La musica nei mondi di Jack Vance – Prima Parte

Pietro Argenti

Chi non ritornerebbe da una visita nel mondo di Jack Vance senza l’impressione di essere stato in un luogo unico, e di aver sperimentato cose che nel nostro mondo terreno non avrebbe mai potuto sperimentare.

ROBERT SILVERBERG

01 Terry and Jack Vance 1988Jack Vance al banjo e kazoo e Terry Dowling al washboard 1988

 

«Good music always defeats bad luck»

JACK VANCE

Stava seduto sul ponte posteriore esercitandosi col ganga, uno strumento simile alla cetra, ma non molto più grande della sua mano. Un centinaio di metri verso la riva, la schiuma delineava una striscia di spiaggia bianca; dietro si alzava la giungla, con i contorni di nere colline rocciose che si stagliavano nel cielo. In alto brillava Mirella, bianca e nebbiosa, come se vista attraverso il garbuglio di una ragnatela; il volto dell’oceano si univa e si rimescolava con la lucentezza della madreperla. La scena era diventata familiare, anche se non così noiosa, come il ganga a cui l’uomo aveva dedicato due ore strimpellando le scale sirenesi, formando accordi, modulando semplici progressioni. Adesso posò il ganga e prese lo zacinko, una scatola musicale piena di tasti che si suonava con la mano destra. Premendo i tasti si faceva passare l’aria attraverso dei pettini posti nei tasti stessi, che producevano un suono di accordeon. Thissell eseguì una dozzina di veloci scale, facendo pochissimi errori. Dei sei strumenti che egli doveva imparare, lo zacinko era quello che gli era risultato meno antipatico (a eccezione, si capisce, dell’himerkin, lo strumento che emetteva schiocchi, sbattimenti e fracasso, fatto di legno e pietra e usato esclusivamente con gli schiavi).

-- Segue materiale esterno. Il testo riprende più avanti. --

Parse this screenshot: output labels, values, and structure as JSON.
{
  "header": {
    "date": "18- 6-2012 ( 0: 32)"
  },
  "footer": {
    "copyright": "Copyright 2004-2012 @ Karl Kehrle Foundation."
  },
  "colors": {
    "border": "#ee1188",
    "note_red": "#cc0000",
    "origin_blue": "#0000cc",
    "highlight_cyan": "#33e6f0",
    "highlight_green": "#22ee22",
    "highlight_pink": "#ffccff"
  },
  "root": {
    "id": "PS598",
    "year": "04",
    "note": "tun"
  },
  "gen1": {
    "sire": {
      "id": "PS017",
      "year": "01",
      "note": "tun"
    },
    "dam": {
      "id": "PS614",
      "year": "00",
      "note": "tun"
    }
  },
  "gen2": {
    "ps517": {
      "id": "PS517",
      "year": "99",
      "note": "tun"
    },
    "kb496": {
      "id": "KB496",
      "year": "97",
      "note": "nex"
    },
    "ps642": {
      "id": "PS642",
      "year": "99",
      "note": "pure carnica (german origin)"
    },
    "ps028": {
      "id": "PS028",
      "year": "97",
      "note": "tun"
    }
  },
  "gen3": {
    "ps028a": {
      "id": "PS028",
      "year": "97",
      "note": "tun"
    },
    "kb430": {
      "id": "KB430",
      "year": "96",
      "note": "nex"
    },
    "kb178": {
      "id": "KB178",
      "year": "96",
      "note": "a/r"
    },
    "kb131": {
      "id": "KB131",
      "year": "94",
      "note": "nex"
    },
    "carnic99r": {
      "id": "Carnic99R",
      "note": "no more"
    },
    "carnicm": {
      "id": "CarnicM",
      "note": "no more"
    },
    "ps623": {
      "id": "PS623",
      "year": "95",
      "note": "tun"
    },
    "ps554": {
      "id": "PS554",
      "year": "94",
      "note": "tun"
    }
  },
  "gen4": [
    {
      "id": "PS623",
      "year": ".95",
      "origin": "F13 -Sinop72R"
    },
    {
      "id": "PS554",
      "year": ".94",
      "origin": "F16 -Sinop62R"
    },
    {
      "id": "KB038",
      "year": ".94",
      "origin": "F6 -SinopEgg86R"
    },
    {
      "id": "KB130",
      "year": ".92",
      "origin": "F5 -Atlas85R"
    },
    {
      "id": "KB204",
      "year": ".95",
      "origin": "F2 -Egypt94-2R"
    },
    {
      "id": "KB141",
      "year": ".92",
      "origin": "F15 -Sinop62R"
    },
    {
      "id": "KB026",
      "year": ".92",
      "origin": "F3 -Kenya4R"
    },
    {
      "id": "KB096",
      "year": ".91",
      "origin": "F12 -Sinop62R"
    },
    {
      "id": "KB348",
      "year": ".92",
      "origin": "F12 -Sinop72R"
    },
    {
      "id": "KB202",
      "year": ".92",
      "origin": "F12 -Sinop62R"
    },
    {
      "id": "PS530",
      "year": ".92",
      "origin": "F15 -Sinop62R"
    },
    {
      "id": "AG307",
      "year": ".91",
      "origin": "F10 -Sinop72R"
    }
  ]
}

Thissell si esercitò altri dieci minuti, poi mise via lo zacinko. Piegò le braccia e fece schioccare le dita doloranti. Ogni attimo che era stato sveglio, da quando era arrivato, era stato dedicato agli strumenti: l’himerkin, il ganga, lo zacinko, il kiv, lo strapan, il gomapardo. Si era esercitato a eseguire scale su diciannove chiavi e quattro modi, innumerevoli accordi, intervalli mai immaginati sui Pianeti Patria. Trilli, arpeggi, legature, pause armoniche e nasalizzazioni; smorzamenti e aumenti dei sopratoni; vibrati e dissonanze; concavità e convessità. Si esercitava con diligenza incredibile, lavorando come un cane, per cui il suo originale concetto della musica, come fonte di piacere, era da tempo andato perduto. Osservando gli strumenti, Thissell dovette resistere al desiderio di scaraventarli tutti e sei nel Titanico.

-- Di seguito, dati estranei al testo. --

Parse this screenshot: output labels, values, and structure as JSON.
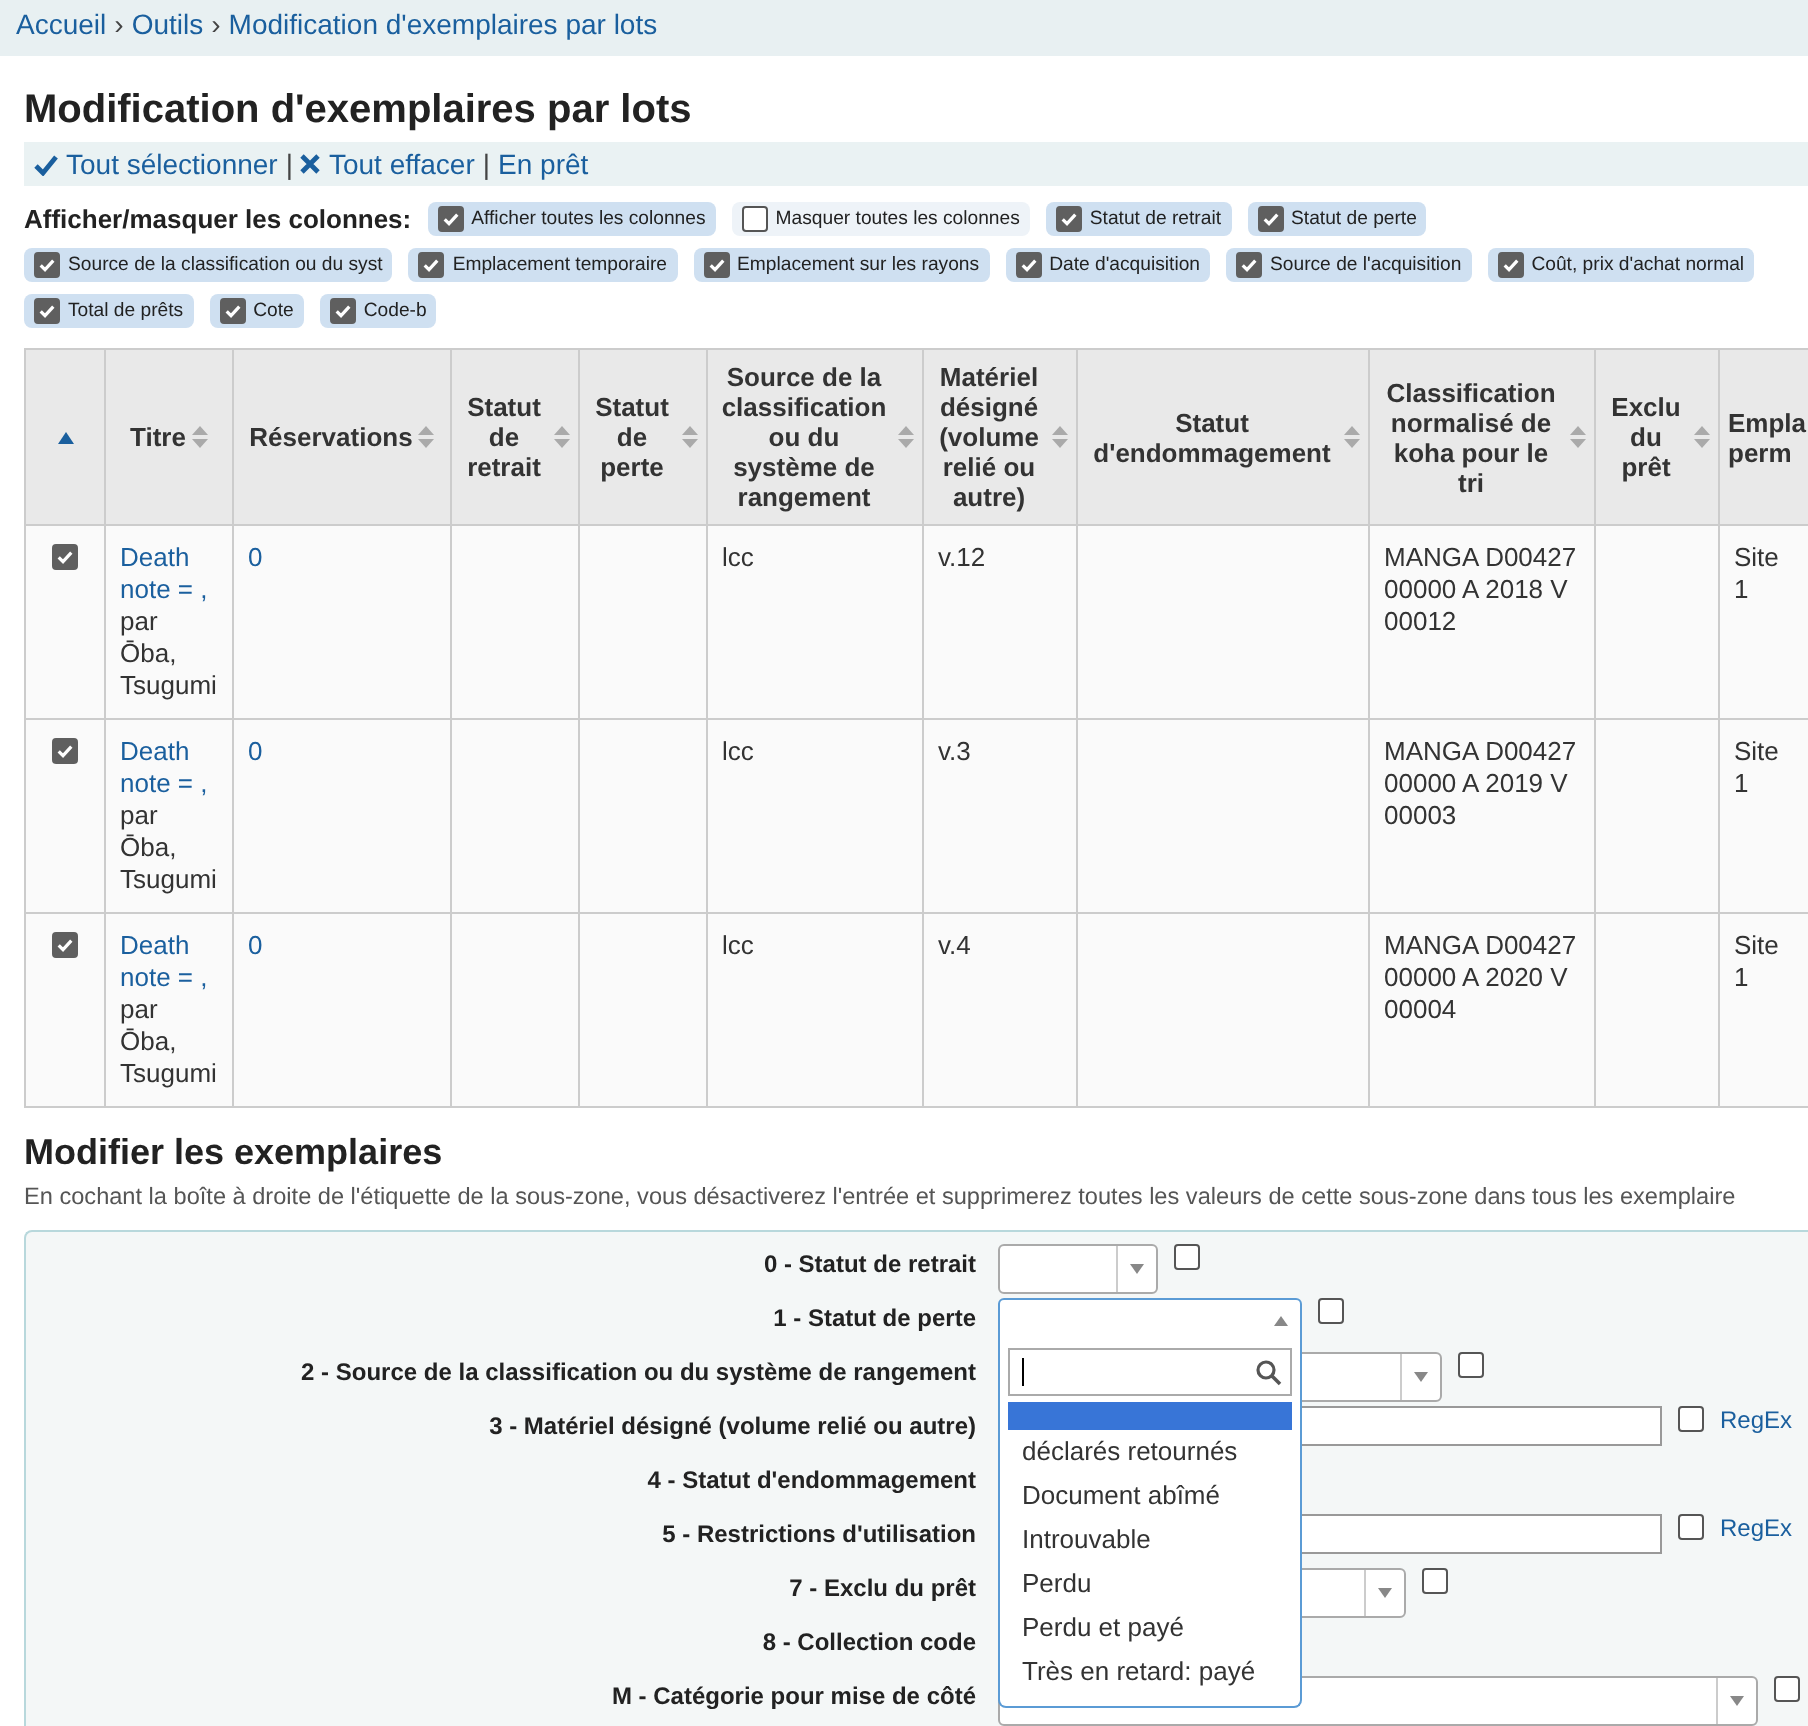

moonmoth_05Immagine da The Moon Moth, graphic novel di Humayoun Ibrahim

Tornato sul ponte posteriore, Thissell prese lo strapan; una scatola musicale tonda, del diametro di venti centimetri. Da un mozzo centrale si dipartivano quarantasei corde che si innestavano sulla circonferenza a un campanello o a una barra tintinnante. Quando si pizzicava, le campanelle suonavano e le barre scampanellavano; se le corde venivano strimpellate tutte assieme, lo strumento dava un suono di chitarra tintinnante. Se era suonato con abilità, le piacevoli dissonanze acide producevano un effetto molto espressivo; una mano inesperta dava risultati meno felici e poteva anche ottenere dei rumori qualsiasi. lo strapan era il punto debole di Thissell ed egli si esercitò con costanza durante tutto il viaggio verso nord.

Dopo qualche tempo, la casa galleggiante accostò alla città galleggiante.

I pesci da traino furono trattenuti, la casa fu fissata agli ormeggi. Sul molo una fila di oziosi ponderava e valutava ogni aspetto della casa galleggiante, degli schiavi e dello stesso Thissell, secondo gli usi sirenesi. Thissell, non ancora abituato a un’ispezione così penetrante, trovava sconvolgente l’esame, soprattutto per la completa immobilità delle maschere. Di proposito si sistemò meglio il suo Faleno Lunare e scese la scaletta verso il molo.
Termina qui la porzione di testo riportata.